Ma se l’obiettivo del voto in febbraio è improbabile politicamente, tecnicamente è pressoché impossibile. Proviamo a mettere in fila qualche numero, tanto a dare i numeri ci pensa la politica. Supponiamo che la mozione di sfiducia a Monti venga depositata già durante questa settimana, anzi domani, anzi stanotte. C’è un problema però, si chiama legge elettorale: Napolitano ha già detto in mille lingue che non scioglierà anzitempo il Parlamento senza la riforma del Porcellum. Ce n’è poi un altro, si chiama legge di stabilità: e qui oltre al problema incontriamo pure il precedente. 13 novembre 2010, Pd e Idv presentano una mozione di sfiducia al IV governo Berlusconi. Vertice fra i vertici delle nostre istituzioni, dopo di che la decisione: prima la legge di stabilità, poi il voto sulla stabilità dell’esecutivo. Bersani un po’ borbotta, invece Berlusconi guadagna un mese per salvarsi la pelle. E il 14 dicembre ci riesce, proprio lui che in quest’altro dicembre vorrebbe far la pelle al gabinetto Monti.
Conclusione? Con 7 decreti ancora da convertire in Parlamento, la legge di stabilità verrà confezionata insieme al panettone. A quel punto potremmo pure aprire una crisi di governo, a dispetto delle feste comandate. Però ogni crisi chiede tempo, molto tempo: nei primi cinquant’anni di Repubblica (dal 1948 al 1998) abbiamo speso 1693 giorni per risolvere 50 crisi di governo. Tanto per dire, trascorsero 121 giorni dopo il tracollo del primo governo Andreotti (nel 1972), 91 dopo Forlani (nel 1987). E guardacaso il record spetta all’esecutivo più simile a quello che c’è adesso: 125 giorni quando cadde Dini, nel 1996. Senza contare i tempi tecnici che poi occorrono per indire le elezioni, se alla fine della giostra Napolitano licenzia il Parlamento. La Costituzione fissa un massimo di 70 giorni, dal 1994 al 2008 la media è stata di 65 giorni dopo lo scioglimento.

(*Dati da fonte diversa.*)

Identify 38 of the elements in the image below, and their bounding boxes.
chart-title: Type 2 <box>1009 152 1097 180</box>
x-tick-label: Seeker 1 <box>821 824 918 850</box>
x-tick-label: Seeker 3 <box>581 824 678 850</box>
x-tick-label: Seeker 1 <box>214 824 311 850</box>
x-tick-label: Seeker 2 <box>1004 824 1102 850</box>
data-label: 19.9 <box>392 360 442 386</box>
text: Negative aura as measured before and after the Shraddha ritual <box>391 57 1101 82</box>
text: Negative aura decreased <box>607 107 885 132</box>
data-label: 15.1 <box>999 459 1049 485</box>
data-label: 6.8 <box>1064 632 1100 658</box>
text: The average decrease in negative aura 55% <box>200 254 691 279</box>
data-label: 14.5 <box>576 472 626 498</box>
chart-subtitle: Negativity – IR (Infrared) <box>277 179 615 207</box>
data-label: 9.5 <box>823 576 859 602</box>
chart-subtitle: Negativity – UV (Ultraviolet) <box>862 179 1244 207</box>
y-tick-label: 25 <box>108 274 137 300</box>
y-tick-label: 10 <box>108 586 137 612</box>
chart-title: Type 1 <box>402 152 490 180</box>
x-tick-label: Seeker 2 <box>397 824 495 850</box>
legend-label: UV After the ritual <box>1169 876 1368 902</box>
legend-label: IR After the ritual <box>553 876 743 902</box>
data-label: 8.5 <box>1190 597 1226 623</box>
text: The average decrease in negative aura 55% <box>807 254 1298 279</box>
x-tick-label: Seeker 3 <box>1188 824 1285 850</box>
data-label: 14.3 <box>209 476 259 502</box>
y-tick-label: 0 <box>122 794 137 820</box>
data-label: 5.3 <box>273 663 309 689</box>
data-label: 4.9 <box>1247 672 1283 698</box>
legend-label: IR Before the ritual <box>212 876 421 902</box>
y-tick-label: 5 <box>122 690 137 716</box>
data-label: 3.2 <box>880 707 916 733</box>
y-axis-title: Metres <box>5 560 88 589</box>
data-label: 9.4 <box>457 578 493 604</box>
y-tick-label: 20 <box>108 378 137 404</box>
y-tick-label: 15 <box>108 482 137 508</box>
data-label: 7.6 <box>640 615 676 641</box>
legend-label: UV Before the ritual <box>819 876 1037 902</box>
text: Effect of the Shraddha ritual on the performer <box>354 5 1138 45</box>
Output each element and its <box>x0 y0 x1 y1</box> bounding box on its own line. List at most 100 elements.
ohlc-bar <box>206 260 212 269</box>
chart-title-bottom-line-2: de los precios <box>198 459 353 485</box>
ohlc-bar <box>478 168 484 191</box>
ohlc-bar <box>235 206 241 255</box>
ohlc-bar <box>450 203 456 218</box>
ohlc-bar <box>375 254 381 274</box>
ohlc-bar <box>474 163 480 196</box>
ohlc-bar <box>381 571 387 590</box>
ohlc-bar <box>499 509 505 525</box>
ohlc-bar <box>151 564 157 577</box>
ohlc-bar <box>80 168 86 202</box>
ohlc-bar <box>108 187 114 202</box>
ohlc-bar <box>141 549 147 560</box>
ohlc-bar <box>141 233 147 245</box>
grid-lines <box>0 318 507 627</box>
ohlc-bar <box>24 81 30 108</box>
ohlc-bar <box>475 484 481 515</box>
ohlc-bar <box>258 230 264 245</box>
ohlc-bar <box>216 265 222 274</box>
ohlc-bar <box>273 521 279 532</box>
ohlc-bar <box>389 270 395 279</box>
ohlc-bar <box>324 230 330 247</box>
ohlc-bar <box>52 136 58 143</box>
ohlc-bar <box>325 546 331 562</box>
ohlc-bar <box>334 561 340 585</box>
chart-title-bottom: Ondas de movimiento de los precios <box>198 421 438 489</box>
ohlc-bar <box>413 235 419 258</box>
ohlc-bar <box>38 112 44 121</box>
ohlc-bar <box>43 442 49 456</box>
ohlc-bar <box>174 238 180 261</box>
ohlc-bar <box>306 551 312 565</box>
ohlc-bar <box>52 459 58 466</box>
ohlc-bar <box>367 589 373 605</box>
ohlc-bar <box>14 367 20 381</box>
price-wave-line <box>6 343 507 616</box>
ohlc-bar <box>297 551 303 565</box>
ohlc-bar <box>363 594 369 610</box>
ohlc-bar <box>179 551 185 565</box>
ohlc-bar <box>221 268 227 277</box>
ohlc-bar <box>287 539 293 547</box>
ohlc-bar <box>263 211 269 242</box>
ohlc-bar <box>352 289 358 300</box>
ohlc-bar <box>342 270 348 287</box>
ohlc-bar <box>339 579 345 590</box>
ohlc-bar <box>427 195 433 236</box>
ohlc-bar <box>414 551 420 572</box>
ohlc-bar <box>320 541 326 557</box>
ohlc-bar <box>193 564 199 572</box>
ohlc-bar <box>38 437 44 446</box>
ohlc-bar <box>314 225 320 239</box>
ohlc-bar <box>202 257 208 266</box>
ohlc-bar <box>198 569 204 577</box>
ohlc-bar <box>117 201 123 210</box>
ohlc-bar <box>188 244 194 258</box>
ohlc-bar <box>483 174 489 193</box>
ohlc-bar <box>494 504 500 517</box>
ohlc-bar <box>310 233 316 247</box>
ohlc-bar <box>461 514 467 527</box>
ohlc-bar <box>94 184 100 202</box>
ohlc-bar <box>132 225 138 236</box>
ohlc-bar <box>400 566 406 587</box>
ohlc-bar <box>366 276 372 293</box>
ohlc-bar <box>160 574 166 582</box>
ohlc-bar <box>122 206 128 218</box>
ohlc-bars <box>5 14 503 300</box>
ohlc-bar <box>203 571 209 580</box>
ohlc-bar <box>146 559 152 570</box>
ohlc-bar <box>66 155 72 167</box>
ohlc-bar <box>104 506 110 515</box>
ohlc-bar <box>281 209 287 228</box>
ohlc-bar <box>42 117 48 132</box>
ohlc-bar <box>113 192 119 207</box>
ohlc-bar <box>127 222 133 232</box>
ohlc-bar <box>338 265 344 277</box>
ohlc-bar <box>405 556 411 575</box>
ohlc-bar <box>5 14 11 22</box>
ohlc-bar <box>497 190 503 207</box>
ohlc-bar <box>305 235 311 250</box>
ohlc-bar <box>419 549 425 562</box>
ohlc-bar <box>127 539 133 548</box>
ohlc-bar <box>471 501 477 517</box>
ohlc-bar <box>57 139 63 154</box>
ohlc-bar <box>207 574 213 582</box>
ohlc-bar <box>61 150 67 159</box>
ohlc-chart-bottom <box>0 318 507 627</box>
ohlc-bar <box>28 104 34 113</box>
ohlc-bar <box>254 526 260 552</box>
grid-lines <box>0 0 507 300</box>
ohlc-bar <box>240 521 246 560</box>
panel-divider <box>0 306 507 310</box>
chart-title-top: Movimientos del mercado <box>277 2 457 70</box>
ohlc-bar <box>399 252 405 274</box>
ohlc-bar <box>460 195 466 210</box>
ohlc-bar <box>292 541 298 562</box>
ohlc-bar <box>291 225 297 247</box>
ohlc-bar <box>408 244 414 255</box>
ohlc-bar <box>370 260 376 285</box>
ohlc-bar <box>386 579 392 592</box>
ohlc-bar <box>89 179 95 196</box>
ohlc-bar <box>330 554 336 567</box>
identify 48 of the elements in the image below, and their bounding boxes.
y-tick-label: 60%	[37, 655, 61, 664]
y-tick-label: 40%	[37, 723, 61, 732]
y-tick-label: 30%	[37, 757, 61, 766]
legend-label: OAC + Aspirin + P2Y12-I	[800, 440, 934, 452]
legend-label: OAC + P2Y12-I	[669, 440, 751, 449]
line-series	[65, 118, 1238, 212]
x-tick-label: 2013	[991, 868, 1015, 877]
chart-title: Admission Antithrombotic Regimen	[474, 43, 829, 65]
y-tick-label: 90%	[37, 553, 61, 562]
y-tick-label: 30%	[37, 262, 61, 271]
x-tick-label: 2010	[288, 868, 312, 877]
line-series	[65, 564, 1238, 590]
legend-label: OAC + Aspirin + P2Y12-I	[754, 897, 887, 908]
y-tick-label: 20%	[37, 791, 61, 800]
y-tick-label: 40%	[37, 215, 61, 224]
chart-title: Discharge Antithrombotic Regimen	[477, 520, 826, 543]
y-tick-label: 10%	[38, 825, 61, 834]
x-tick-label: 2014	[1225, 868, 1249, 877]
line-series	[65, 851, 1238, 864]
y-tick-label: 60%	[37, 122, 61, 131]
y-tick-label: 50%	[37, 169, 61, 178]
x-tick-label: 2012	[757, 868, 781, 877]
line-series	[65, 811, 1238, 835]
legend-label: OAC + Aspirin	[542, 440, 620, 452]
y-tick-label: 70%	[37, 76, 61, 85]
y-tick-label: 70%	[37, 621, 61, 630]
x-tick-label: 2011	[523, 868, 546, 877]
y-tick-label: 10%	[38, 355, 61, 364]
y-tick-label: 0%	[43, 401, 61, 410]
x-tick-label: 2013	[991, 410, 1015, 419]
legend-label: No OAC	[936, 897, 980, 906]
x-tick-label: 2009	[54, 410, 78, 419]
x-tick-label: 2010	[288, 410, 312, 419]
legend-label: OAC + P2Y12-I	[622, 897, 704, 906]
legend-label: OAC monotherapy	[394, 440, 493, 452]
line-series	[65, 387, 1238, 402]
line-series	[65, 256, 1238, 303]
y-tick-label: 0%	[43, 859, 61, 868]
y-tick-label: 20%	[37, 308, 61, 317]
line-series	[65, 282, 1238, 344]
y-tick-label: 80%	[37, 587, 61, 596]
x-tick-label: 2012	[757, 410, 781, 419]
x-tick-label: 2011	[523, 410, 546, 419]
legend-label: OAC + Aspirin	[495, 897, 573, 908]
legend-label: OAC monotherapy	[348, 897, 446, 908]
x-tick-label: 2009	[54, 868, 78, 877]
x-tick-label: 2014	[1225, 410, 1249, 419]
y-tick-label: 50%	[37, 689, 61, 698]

Conclusione bis: se davvero il centrodestra metterà ai voti la sfiducia a Monti, finirà per allungargli la vita. Conclusione tris: è inutile tuonare, se non hai energia per fulminare. Vale per Berlusconi, vale per la Lega che in novembre ha minacciato le dimissioni dei suoi parlamentari, per i sindaci che promettono di liberare in massa la poltrona, per le province che ricattano lo Stato annunciando il taglio dei riscaldamenti nelle scuole. Come diceva Bukowski, puoi anche minacciare il sole con una pistola ad acqua; ma poi ti bagnerai i calzoni.